Effect of Dietary Garlic Powder (Allium sativum) Supplementation on Lipid Stability of Mutton
Alamuoye Oluwatoyin F
The aim of the study was to investigate the effects of dietary garlic powder supplementation on the muscle cholesterol and lipid stability of primal cuts of West African Dwarf (WAD) rams. Forty WAD rams of average initial body weight of ±15kg, were randomly allotted into five treatment groups in which garlic powder was supplemented at 0% (control), 2%, 4%, 6% and 8% in the diets respectively.

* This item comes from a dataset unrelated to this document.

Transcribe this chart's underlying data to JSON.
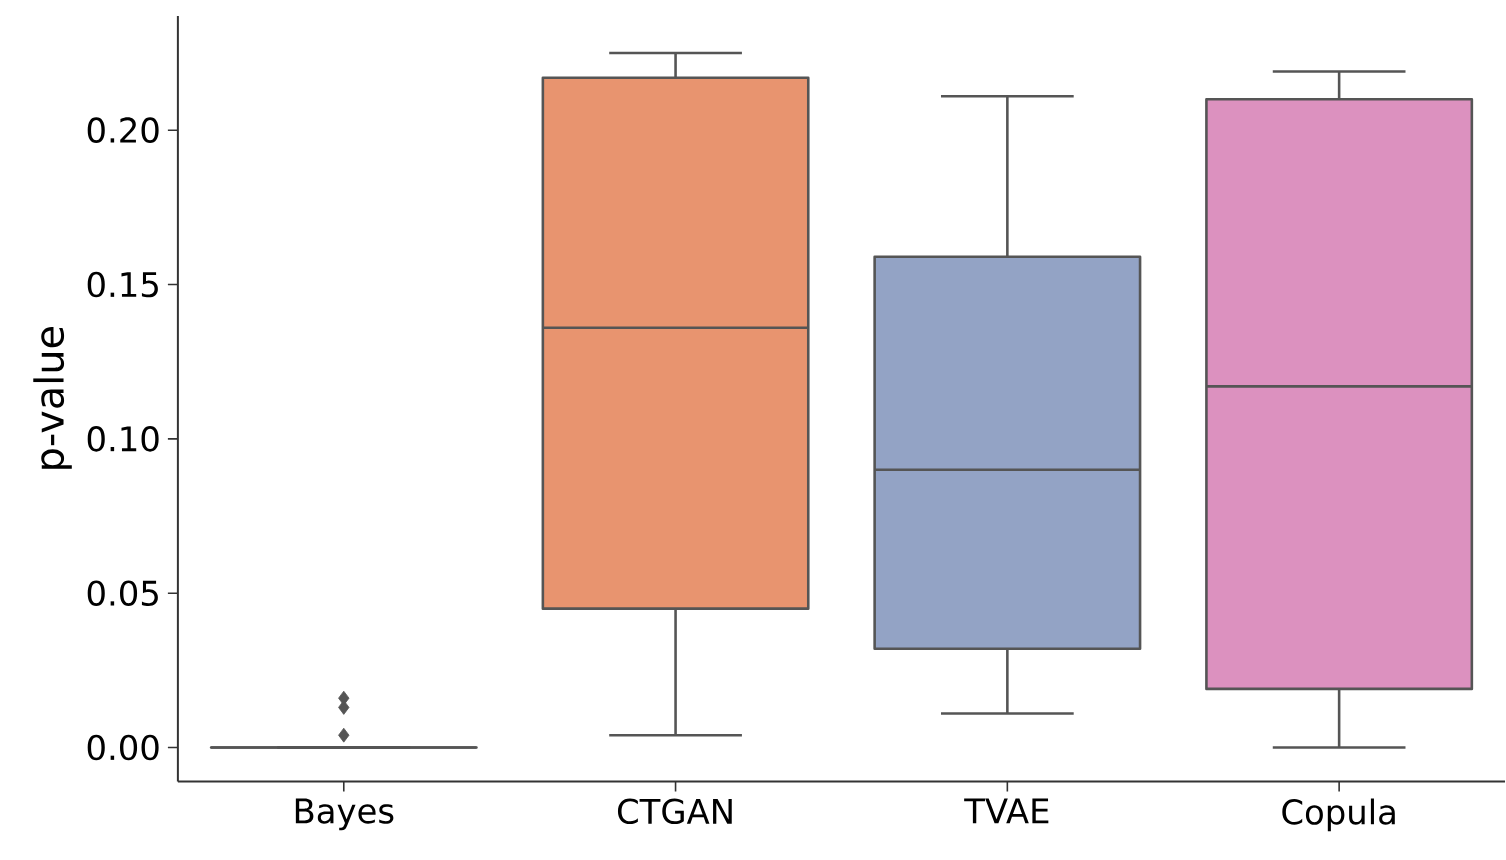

After 90 days of feeding, three WADS rams were randomly selected from dietary groups, weighed, slaughtered and dissected into primal cuts (loin, rib, round and shoulder) and Psoas major and Semi membranosus muscles were dissected. Lipid oxidation was assessed for raw and cooked cuts at different storage periods (7, 14, 21 days). The study showed that feeding garlic powder supplemented diets significantly (P<0.05) reduced muscle cholesterol. Lipid oxidative stability of meat samples was assessed by determining TBARS. The TBARS values were significantly (P<0.05) influenced by dietary treatments in raw and cooked cuts at 7, 14 and 21 days’ storage respectively. Lowest TBARS values were observed in raw and cooked cuts derived from rams fed treatment 5(8% garlic powder).